Power Africa: Investors gather in Washington for African energy

Global Business

Power Africa: Investors gather in Washington for African energy

Almost five years ago President Barack Obama launched a project he called “Power Africa.” The idea was to work across government agencies to spur private sector solutions to expand availability to the 85 percent of Africans without access to electricity.

When Donald Trump declared “America First” many development experts wondered if that would also mean Africa last.

At the “Powering Africa Summit” in Washington, U.S. officials now said President Trump is fully behind a group of agencies that work to boost private sector-led overseas development.

CGTN’s Daniel Ryntjes reports.

Mark Green, who’s the administrator of the U.S. Agency for International Development calls it “Power Africa 2.0.”

He said it will be “expanding beyond our previous targets of increasing energy generation and access and looking to make gains in the area of distribution and transmission.”

Transmission refers to those high voltage lines that carry electricity over a distance and distribution is the point where the voltage is stepped down, so it can enter people’s homes.

At the summit, Senator Enyinnaya Abaribe, chairman of the Senate Committee on Power, Steel, Development & Metallurgy within the National Assembly of Nigeria wants that kind of help.

“We’re also having very great difficulties in moving the generated electricity to the consumers and there’s so much investment opportunities,” Abaribe said.

U.S. officials will try to support such demands with a mix of technical assistance, loan guarantees, and financing.

Uganda is seeking a diverse energy mix to meet the needs of its people, from a plan for a nuclear power plant to mini-grid solar projects.
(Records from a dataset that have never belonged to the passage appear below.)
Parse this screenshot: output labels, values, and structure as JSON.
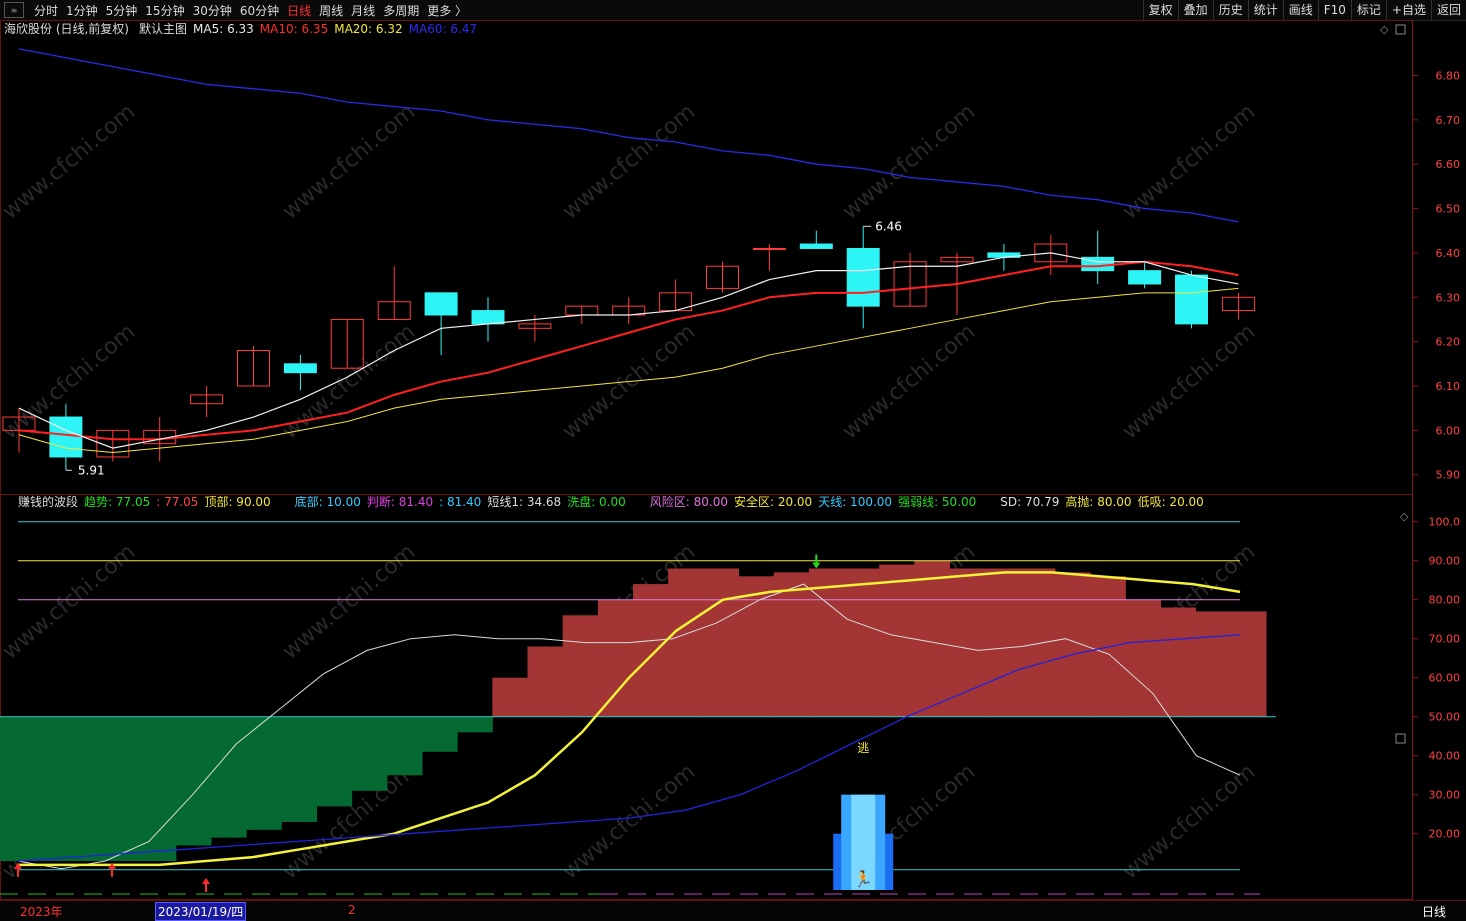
{
  "toolbar": {
    "sys_icon": "≡",
    "periods": [
      "分时",
      "1分钟",
      "5分钟",
      "15分钟",
      "30分钟",
      "60分钟",
      "日线",
      "周线",
      "月线",
      "多周期",
      "更多 〉"
    ],
    "active_period": "日线",
    "right": [
      "复权",
      "叠加",
      "历史",
      "统计",
      "画线",
      "F10",
      "标记",
      "+自选",
      "返回"
    ]
  },
  "main_legend": {
    "stock": "海欣股份 (日线,前复权)",
    "template": "默认主图",
    "ma": [
      {
        "label": "MA5: 6.33",
        "color": "#e8e8e8"
      },
      {
        "label": "MA10: 6.35",
        "color": "#ff2a2a"
      },
      {
        "label": "MA20: 6.32",
        "color": "#f2e63c"
      },
      {
        "label": "MA60: 6.47",
        "color": "#2a2af0"
      }
    ]
  },
  "sub_legend": {
    "title": "赚钱的波段",
    "items": [
      {
        "label": "趋势: 77.05",
        "color": "#22dd22"
      },
      {
        "label": ": 77.05",
        "color": "#ff4444"
      },
      {
        "label": "顶部: 90.00",
        "color": "#f2e63c"
      },
      {
        "label": "底部: 10.00",
        "color": "#33ccff"
      },
      {
        "label": "判断: 81.40",
        "color": "#e040e0"
      },
      {
        "label": ": 81.40",
        "color": "#33ccff"
      },
      {
        "label": "短线1: 34.68",
        "color": "#dddddd"
      },
      {
        "label": "洗盘: 0.00",
        "color": "#22dd22"
      },
      {
        "label": "风险区: 80.00",
        "color": "#e070e0"
      },
      {
        "label": "安全区: 20.00",
        "color": "#f2e63c"
      },
      {
        "label": "天线: 100.00",
        "color": "#33ccff"
      },
      {
        "label": "强弱线: 50.00",
        "color": "#22dd22"
      },
      {
        "label": "SD: 70.79",
        "color": "#dddddd"
      },
      {
        "label": "高抛: 80.00",
        "color": "#f2e63c"
      },
      {
        "label": "低吸: 20.00",
        "color": "#f2e63c"
      }
    ]
  },
  "axis": {
    "main_ticks": [
      "6.80",
      "6.70",
      "6.60",
      "6.50",
      "6.40",
      "6.30",
      "6.20",
      "6.10",
      "6.00",
      "5.90"
    ],
    "sub_ticks": [
      "100.0",
      "90.00",
      "80.00",
      "70.00",
      "60.00",
      "50.00",
      "40.00",
      "30.00",
      "20.00"
    ]
  },
  "annotations": {
    "high": "6.46",
    "low": "5.91",
    "escape": "逃"
  },
  "bottom": {
    "year": "2023年",
    "cursor_date": "2023/01/19/四",
    "marker": "2",
    "period": "日线"
  },
  "watermark": "www.cfchi.com",
  "chart_data": [
    {
      "type": "candlestick",
      "ylim": [
        5.87,
        6.88
      ],
      "candles": [
        {
          "o": 6.0,
          "h": 6.05,
          "l": 5.95,
          "c": 6.03,
          "dir": "up"
        },
        {
          "o": 6.03,
          "h": 6.06,
          "l": 5.91,
          "c": 5.94,
          "dir": "down"
        },
        {
          "o": 5.94,
          "h": 6.0,
          "l": 5.93,
          "c": 6.0,
          "dir": "up"
        },
        {
          "o": 5.97,
          "h": 6.03,
          "l": 5.93,
          "c": 6.0,
          "dir": "up"
        },
        {
          "o": 6.06,
          "h": 6.1,
          "l": 6.03,
          "c": 6.08,
          "dir": "up"
        },
        {
          "o": 6.1,
          "h": 6.19,
          "l": 6.1,
          "c": 6.18,
          "dir": "up"
        },
        {
          "o": 6.15,
          "h": 6.17,
          "l": 6.09,
          "c": 6.13,
          "dir": "down"
        },
        {
          "o": 6.14,
          "h": 6.25,
          "l": 6.14,
          "c": 6.25,
          "dir": "up"
        },
        {
          "o": 6.25,
          "h": 6.37,
          "l": 6.25,
          "c": 6.29,
          "dir": "up"
        },
        {
          "o": 6.31,
          "h": 6.31,
          "l": 6.17,
          "c": 6.26,
          "dir": "down"
        },
        {
          "o": 6.27,
          "h": 6.3,
          "l": 6.2,
          "c": 6.24,
          "dir": "down"
        },
        {
          "o": 6.23,
          "h": 6.26,
          "l": 6.2,
          "c": 6.24,
          "dir": "up"
        },
        {
          "o": 6.26,
          "h": 6.28,
          "l": 6.24,
          "c": 6.28,
          "dir": "up"
        },
        {
          "o": 6.26,
          "h": 6.3,
          "l": 6.24,
          "c": 6.28,
          "dir": "up"
        },
        {
          "o": 6.27,
          "h": 6.34,
          "l": 6.27,
          "c": 6.31,
          "dir": "up"
        },
        {
          "o": 6.32,
          "h": 6.38,
          "l": 6.31,
          "c": 6.37,
          "dir": "up"
        },
        {
          "o": 6.41,
          "h": 6.42,
          "l": 6.36,
          "c": 6.41,
          "dir": "up"
        },
        {
          "o": 6.42,
          "h": 6.45,
          "l": 6.41,
          "c": 6.41,
          "dir": "down"
        },
        {
          "o": 6.41,
          "h": 6.46,
          "l": 6.23,
          "c": 6.28,
          "dir": "down"
        },
        {
          "o": 6.28,
          "h": 6.4,
          "l": 6.28,
          "c": 6.38,
          "dir": "up"
        },
        {
          "o": 6.38,
          "h": 6.4,
          "l": 6.26,
          "c": 6.39,
          "dir": "up"
        },
        {
          "o": 6.4,
          "h": 6.42,
          "l": 6.36,
          "c": 6.39,
          "dir": "down"
        },
        {
          "o": 6.38,
          "h": 6.44,
          "l": 6.35,
          "c": 6.42,
          "dir": "up"
        },
        {
          "o": 6.39,
          "h": 6.45,
          "l": 6.33,
          "c": 6.36,
          "dir": "down"
        },
        {
          "o": 6.36,
          "h": 6.38,
          "l": 6.32,
          "c": 6.33,
          "dir": "down"
        },
        {
          "o": 6.35,
          "h": 6.36,
          "l": 6.23,
          "c": 6.24,
          "dir": "down"
        },
        {
          "o": 6.27,
          "h": 6.31,
          "l": 6.25,
          "c": 6.3,
          "dir": "up"
        }
      ],
      "ma5": [
        6.05,
        6.0,
        5.96,
        5.98,
        6.0,
        6.03,
        6.07,
        6.12,
        6.18,
        6.23,
        6.24,
        6.25,
        6.26,
        6.26,
        6.27,
        6.3,
        6.34,
        6.36,
        6.36,
        6.37,
        6.37,
        6.39,
        6.4,
        6.38,
        6.38,
        6.35,
        6.33
      ],
      "ma10": [
        6.0,
        5.99,
        5.98,
        5.98,
        5.99,
        6.0,
        6.02,
        6.04,
        6.08,
        6.11,
        6.13,
        6.16,
        6.19,
        6.22,
        6.25,
        6.27,
        6.3,
        6.31,
        6.31,
        6.32,
        6.33,
        6.35,
        6.37,
        6.37,
        6.38,
        6.37,
        6.35
      ],
      "ma20": [
        5.99,
        5.96,
        5.95,
        5.96,
        5.97,
        5.98,
        6.0,
        6.02,
        6.05,
        6.07,
        6.08,
        6.09,
        6.1,
        6.11,
        6.12,
        6.14,
        6.17,
        6.19,
        6.21,
        6.23,
        6.25,
        6.27,
        6.29,
        6.3,
        6.31,
        6.31,
        6.32
      ],
      "ma60": [
        6.86,
        6.84,
        6.82,
        6.8,
        6.78,
        6.77,
        6.76,
        6.74,
        6.73,
        6.72,
        6.7,
        6.69,
        6.68,
        6.66,
        6.65,
        6.63,
        6.62,
        6.6,
        6.59,
        6.57,
        6.56,
        6.55,
        6.53,
        6.52,
        6.5,
        6.49,
        6.47
      ]
    },
    {
      "type": "indicator",
      "ylim": [
        3,
        103
      ],
      "steps": [
        13,
        13,
        13,
        13,
        13,
        17,
        19,
        21,
        23,
        27,
        31,
        35,
        41,
        46,
        60,
        68,
        76,
        80,
        84,
        88,
        88,
        86,
        87,
        88,
        88,
        89,
        90,
        88,
        88,
        88,
        87,
        86,
        80,
        78,
        77,
        77
      ],
      "short": [
        13,
        11,
        13,
        18,
        30,
        43,
        52,
        61,
        67,
        70,
        71,
        70,
        70,
        69,
        69,
        70,
        74,
        80,
        84,
        75,
        71,
        69,
        67,
        68,
        70,
        66,
        56,
        40,
        35
      ],
      "trend": [
        12,
        12,
        12,
        12,
        13,
        14,
        16,
        18,
        20,
        24,
        28,
        35,
        46,
        60,
        72,
        80,
        82,
        83,
        84,
        85,
        86,
        87,
        87,
        86,
        85,
        84,
        82
      ],
      "sd": [
        13,
        14,
        15,
        16,
        17,
        18,
        19,
        20,
        21,
        22,
        23,
        24,
        26,
        30,
        36,
        43,
        50,
        56,
        62,
        66,
        69,
        70,
        71
      ],
      "top": 90,
      "bottom": 10,
      "risk": 80,
      "safe": 20,
      "sky": 100,
      "strong": 50,
      "escape_index": 18,
      "buy_arrow_indices": [
        0,
        2,
        4
      ],
      "sell_arrow_index": 17
    }
  ]
}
With a wink, Irene Muloni, Uganda’s minister for Energy and Minerals Development made a direct appeal for cash.

“And so you have a lot of money here. Please avail it to us at a cheap rate!”

Despite Donald Trump’s support for fossil fuels, the U.S. will continue supporting renewable solutions like solar, which provide power much more easily to remote rural communities.

Overall, there remains a commitment to encouraging the use of innovative technologies, financing, and solid financial governance o expand the availability of electricity to millions of homes and business across Africa.